Three Earth Day Feature Story Angles

, By Clean Wisconsin

MADISON — April 22, 2014, marks the 44th observance of Earth Day, a day to promote responsible citizenship and sound policy to preserve natural resources and lay the foundation for a healthier future. The following are story angles and experts offered by Clean Wisconsin to assist in your environmental reporting needs. In addition to these angles, Clean Wisconsin’s staff is available for comment on environmental issues.

Cutting Carbon – The EPA’s draft carbon pollution rules are an important first for the nation that could mean our electric generating plants – currently the source of 1/3 of domestic carbon pollution – will have to cut emissions significantly. However, research suggests that not only is this manageable, but Wisconsin already has the right tools and programs in place to make significant headway with no headaches. Source: Keith Reopelle, Senior Policy Advisor, 608-251-7020 x11.

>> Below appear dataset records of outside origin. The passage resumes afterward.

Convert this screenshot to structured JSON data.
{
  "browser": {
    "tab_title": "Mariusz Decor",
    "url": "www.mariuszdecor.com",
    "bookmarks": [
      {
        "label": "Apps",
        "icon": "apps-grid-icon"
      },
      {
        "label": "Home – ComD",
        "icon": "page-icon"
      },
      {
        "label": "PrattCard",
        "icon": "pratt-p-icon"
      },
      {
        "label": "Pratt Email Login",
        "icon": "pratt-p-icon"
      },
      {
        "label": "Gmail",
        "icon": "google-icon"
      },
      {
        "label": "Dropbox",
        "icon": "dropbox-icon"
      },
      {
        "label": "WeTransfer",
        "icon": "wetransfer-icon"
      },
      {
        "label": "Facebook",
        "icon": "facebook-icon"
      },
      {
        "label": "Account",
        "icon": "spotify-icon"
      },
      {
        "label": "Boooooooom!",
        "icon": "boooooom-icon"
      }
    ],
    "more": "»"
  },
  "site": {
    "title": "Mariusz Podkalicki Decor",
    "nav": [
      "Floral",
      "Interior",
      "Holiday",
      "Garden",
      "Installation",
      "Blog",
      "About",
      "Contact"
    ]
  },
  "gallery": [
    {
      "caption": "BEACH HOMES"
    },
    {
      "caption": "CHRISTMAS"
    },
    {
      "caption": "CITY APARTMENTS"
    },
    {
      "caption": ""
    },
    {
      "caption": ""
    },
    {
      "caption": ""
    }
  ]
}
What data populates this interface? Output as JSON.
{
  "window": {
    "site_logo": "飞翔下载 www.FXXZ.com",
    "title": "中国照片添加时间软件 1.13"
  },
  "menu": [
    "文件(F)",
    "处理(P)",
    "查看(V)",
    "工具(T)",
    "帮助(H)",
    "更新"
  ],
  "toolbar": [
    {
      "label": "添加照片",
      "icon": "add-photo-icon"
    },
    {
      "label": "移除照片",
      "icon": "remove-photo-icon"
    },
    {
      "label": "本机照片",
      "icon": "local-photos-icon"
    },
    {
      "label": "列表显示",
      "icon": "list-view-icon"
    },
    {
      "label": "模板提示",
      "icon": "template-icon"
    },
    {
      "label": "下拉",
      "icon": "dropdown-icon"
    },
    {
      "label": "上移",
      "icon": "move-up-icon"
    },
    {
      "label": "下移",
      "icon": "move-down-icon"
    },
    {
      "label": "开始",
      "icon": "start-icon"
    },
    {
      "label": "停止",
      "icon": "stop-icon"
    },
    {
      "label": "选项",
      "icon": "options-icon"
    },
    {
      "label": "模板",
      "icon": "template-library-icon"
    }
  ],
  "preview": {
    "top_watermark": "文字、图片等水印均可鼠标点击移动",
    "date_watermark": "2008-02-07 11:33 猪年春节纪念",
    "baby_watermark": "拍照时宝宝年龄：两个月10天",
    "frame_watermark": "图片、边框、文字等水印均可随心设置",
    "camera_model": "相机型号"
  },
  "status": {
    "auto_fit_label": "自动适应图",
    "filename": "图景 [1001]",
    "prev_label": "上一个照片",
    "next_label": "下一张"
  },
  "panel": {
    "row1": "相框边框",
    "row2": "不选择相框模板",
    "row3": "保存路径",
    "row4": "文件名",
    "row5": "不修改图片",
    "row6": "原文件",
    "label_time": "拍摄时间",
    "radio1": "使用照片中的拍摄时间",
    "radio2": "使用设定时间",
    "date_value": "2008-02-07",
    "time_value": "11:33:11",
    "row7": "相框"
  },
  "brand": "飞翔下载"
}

Managing Pharmaceutical Waste – A package of new laws aimed at combatting heroin addiction carries an important side effect for Wisconsin’s lakes, rivers, streams, and drinking water. The new law codifies ongoing local efforts to create programs for disposal of prescription drugs that will help keep the dangerous chemicals and compounds from being flushed into the water supply. These efforts build on the Department of Justice’s heroin prevention public awareness campaign “The Fly Effect” and the already successful upcoming National Prescription Drug Take-Back Day, which next occurs on April 26. Source: Amber Meyer Smith, Programs and Government Relations Director, 608-251-7020 x16

Microbeads – Tiny plastic particles that make up many cosmetics and body scrubs have made their way from our sink and bath drains into the Great Lakes, raising a significant environmental challenge for the health of the world’s largest surface freshwater system. Some policy-makers and product manufacturers are embracing the issue under a growing demand for change as many consumers ask what they can do to help.  Source: Tyson Cook, Director of Science and Research, 608-251-7020 x27

Clean Wisconsin was born on Earth Day in 1970 and has grown to be Wisconsin’s oldest and largest environmental organization with staff expertise spanning a number of disciplines including legal, science, water resources and air quality.